碳水化合物反应元件结合蛋白(ChREBP)是一种葡萄糖 6-磷酸(G6P)敏感的转录因子,作为一种代谢开关,维持细胞内葡萄糖和磷酸盐的稳态。肝 ChREBP 以其在糖酵解、戊糖磷酸途径和从头合成脂肪中的调节作用而闻名。ChREBP 在肝糖原代谢和血糖调节中的生理作用尚未详细评估,ChREBP 在肝糖原贮积症 1 型(GSD I)中碳水化合物通量适应中的贡献需要进一步研究。
本研究旨在通过急性肝 GSD Ib 模型,研究 ChREBP 作为糖原代谢调节剂在肝 G6P 积累时的作用。在氯原酸 S4048 抑制肝 G6P 转运后,评估 ChREBP 短发夹 RNA(shRNA)(shChREBP)或乱序 shRNA(shSCR)处理的小鼠的即时生化和调节反应。进行互补的稳定同位素实验以定量体内肝碳水化合物通量。
shChREBP 处理将 S4048 介导的肝 ChREBP 靶基因诱导归一化为与载体和 shSCR 处理对照中观察到的水平。平行地,在 S4048 输注的小鼠中,肝 shChREBP 处理导致肝糖原的积累更加明显,并且与 shSCR 处理相比,血糖水平进一步降低。肝 ChREBP 敲低在 S4048 处理的小鼠中适度增加了葡萄糖激酶(GCK)通量,同时增强了 UDP-葡萄糖周转率以及糖原合酶和磷酸化酶通量。在载体和 S4048 处理的小鼠中,shChREBP 处理诱导了肝 GCK mRNA 和蛋白水平,而糖原合酶 2(GYS2)和糖原磷酸化酶(PYGL)mRNA 和蛋白水平降低。
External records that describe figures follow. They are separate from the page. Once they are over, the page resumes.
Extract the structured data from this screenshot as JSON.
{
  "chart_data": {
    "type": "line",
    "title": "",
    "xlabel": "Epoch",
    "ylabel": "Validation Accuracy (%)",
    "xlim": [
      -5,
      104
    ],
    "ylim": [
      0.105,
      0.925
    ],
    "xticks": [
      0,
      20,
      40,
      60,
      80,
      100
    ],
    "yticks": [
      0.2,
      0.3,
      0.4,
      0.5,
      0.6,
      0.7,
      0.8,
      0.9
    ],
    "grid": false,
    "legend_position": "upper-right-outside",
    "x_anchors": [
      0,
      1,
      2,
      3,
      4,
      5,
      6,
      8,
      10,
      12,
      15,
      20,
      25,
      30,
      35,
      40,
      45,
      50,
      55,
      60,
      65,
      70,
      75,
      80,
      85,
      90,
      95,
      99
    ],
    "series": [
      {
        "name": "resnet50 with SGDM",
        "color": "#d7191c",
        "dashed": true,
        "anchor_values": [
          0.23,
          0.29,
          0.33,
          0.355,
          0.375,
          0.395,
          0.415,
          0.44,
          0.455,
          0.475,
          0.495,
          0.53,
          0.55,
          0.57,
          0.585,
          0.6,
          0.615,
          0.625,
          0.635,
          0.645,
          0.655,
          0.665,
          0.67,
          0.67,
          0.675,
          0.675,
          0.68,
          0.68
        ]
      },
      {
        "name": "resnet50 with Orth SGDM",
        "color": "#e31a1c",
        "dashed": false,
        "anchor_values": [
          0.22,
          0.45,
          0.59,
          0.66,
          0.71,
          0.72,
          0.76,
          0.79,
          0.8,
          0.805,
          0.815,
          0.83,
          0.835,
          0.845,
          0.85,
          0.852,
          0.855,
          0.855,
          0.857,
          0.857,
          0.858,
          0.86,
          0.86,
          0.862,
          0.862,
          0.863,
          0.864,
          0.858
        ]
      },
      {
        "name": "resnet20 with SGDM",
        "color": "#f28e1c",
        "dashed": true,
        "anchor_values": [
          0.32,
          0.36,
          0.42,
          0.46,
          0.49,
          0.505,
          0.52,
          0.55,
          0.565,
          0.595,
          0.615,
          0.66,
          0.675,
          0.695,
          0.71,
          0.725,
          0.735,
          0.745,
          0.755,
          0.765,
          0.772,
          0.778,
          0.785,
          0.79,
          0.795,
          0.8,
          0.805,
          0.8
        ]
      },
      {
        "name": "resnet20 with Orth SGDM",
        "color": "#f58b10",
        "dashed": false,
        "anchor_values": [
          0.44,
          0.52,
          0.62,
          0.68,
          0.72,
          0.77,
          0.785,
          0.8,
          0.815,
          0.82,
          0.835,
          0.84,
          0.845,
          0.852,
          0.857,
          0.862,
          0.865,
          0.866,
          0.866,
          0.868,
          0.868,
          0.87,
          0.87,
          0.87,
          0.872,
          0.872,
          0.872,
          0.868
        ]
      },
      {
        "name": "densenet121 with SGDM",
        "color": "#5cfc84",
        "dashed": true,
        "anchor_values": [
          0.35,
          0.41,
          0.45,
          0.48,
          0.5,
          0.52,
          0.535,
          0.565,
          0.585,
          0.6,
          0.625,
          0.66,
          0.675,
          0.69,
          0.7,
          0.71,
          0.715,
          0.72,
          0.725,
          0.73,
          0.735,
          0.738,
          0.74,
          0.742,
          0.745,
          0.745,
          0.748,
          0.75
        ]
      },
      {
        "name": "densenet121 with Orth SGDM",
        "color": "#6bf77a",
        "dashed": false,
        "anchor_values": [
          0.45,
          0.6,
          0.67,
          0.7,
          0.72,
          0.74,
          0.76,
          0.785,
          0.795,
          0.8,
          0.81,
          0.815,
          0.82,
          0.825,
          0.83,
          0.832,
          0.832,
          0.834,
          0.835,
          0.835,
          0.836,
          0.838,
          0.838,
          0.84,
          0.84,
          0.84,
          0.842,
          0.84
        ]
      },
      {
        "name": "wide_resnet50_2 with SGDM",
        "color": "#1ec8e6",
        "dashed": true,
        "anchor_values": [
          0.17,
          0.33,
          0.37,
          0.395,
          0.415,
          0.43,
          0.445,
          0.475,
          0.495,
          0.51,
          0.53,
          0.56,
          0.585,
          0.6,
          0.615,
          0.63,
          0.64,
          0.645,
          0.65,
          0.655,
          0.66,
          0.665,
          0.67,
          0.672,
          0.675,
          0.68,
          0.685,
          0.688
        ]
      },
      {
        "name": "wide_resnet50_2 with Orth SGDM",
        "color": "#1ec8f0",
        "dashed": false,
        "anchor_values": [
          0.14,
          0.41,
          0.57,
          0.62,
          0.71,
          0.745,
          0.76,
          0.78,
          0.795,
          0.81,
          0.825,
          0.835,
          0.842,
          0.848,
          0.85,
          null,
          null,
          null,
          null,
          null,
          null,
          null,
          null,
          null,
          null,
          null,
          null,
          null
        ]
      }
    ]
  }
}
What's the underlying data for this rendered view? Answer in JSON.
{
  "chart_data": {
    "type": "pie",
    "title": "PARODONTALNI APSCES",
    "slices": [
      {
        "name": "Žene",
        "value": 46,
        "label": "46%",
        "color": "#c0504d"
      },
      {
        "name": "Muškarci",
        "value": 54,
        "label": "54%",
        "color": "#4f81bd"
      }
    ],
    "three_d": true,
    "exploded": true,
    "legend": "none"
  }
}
最后,肝 ChREBP 表达的敲低降低了淀粉域结合蛋白 1(STBD1)mRNA 和蛋白水平,同时抑制了酸性α-葡萄糖苷酶(GAA)活性,表明溶酶体糖原分解的能力降低。
我们的数据表明,ChREBP 激活通过葡萄糖磷酸化、糖生成和糖原分解的协同调节来控制急性肝 GSD Ib 中的肝糖原和血糖水平。ChREBP 对 GCK 酶水平的调节与 GCK 通量的相应适应一致。相比之下,急性肝 GSD Ib 中 ChREBP 的激活对 GYS2/PYGL 酶水平及其相应通量产生相反的影响,表明在这些条件下,GYS2/PYGL 的表达水平不受其各自通量的限制。